Quantum dynamics of frustrated spin systems studied with high frequency susceptibility
This research project is in competition for funding with one or more projects available across the EPSRC Doctoral Training Partnership (DTP). Usually the projects which receive the best applicants will be awarded the funding. Find out more information about the DTP and how to apply.
In this project you will use a range of experimental techniques using dilution fridges and cryostats to probe the frequency response of the spin dynamics and then model the results based on the latest understanding in our field.
In this project we investigate the magnetic spin dynamics of bulk systems as quantum effects start to become relevant at low temperature. We do this by looking at spin relaxation using a variety of experimental probes. These range from neutrons and muons, where large particle accelerators are required to produce these particles which can then map out the fundamental properties, and laboratory based equipment.
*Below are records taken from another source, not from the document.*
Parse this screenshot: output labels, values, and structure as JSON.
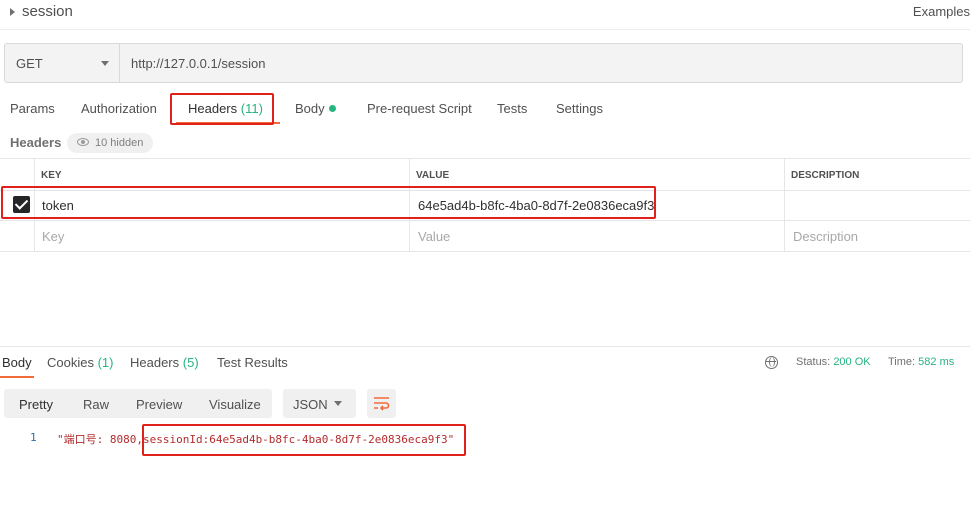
{
  "request": {
    "name": "session",
    "examples_label": "Examples",
    "method": "GET",
    "url": "http://127.0.0.1/session"
  },
  "request_tabs": [
    {
      "label": "Params"
    },
    {
      "label": "Authorization"
    },
    {
      "label": "Headers",
      "count": "(11)"
    },
    {
      "label": "Body"
    },
    {
      "label": "Pre-request Script"
    },
    {
      "label": "Tests"
    },
    {
      "label": "Settings"
    }
  ],
  "headers_section": {
    "title": "Headers",
    "hidden_label": "10 hidden"
  },
  "headers_table": {
    "columns": [
      "KEY",
      "VALUE",
      "DESCRIPTION"
    ],
    "rows": [
      {
        "checked": true,
        "key": "token",
        "value": "64e5ad4b-b8fc-4ba0-8d7f-2e0836eca9f3",
        "description": ""
      }
    ],
    "placeholders": {
      "key": "Key",
      "value": "Value",
      "description": "Description"
    }
  },
  "response_tabs": [
    {
      "label": "Body"
    },
    {
      "label": "Cookies",
      "count": "(1)"
    },
    {
      "label": "Headers",
      "count": "(5)"
    },
    {
      "label": "Test Results"
    }
  ],
  "response_status": {
    "status_label": "Status:",
    "status_value": "200 OK",
    "time_label": "Time:",
    "time_value": "582 ms"
  },
  "view_modes": [
    "Pretty",
    "Raw",
    "Preview",
    "Visualize"
  ],
  "format": "JSON",
  "response_body": {
    "line_number": "1",
    "text": "\"端口号: 8080,sessionId:64e5ad4b-b8fc-4ba0-8d7f-2e0836eca9f3\""
  },
  "colors": {
    "accent": "#f26b3a",
    "success": "#26b47f",
    "highlight_box": "#e0201b"
  }
}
We have developed a high frequency susceptibility probe system which can operate from 50 mK to 400 K.
Your PhD would focus on investigating frustrated materials with these techniques, specifically we look at materials where emergent phenomena occur, for example in the spin ice systems we have investigated the occurrence of magnetic monopoles.
This is where excitations out of the frustrated ground state create magnetic excitations that undergo a Coulomb interaction, this novel result can be used to demonstrate that Maxwells equations have a direct symmetry between electrical and magnetic charges.
Project aims and methods
You will join an existing group (2 PHD and a PDRA) and develop a range of skills covering experimental physics, modelling and project planning with opportunities to write papers and present work at international conferences.
In the first six months of the project, training on the high frequency susceptometer, courses explaining theory of the field and use of central facilities will be given followed by 24 months of detailed research on single ion dynamics in spin ice at the quantum limit, and 12 months manuscript and thesis writing. The use of available, cutting edge equipment facilitated by dynamic weekly meetings will enable a fulfilling PhD.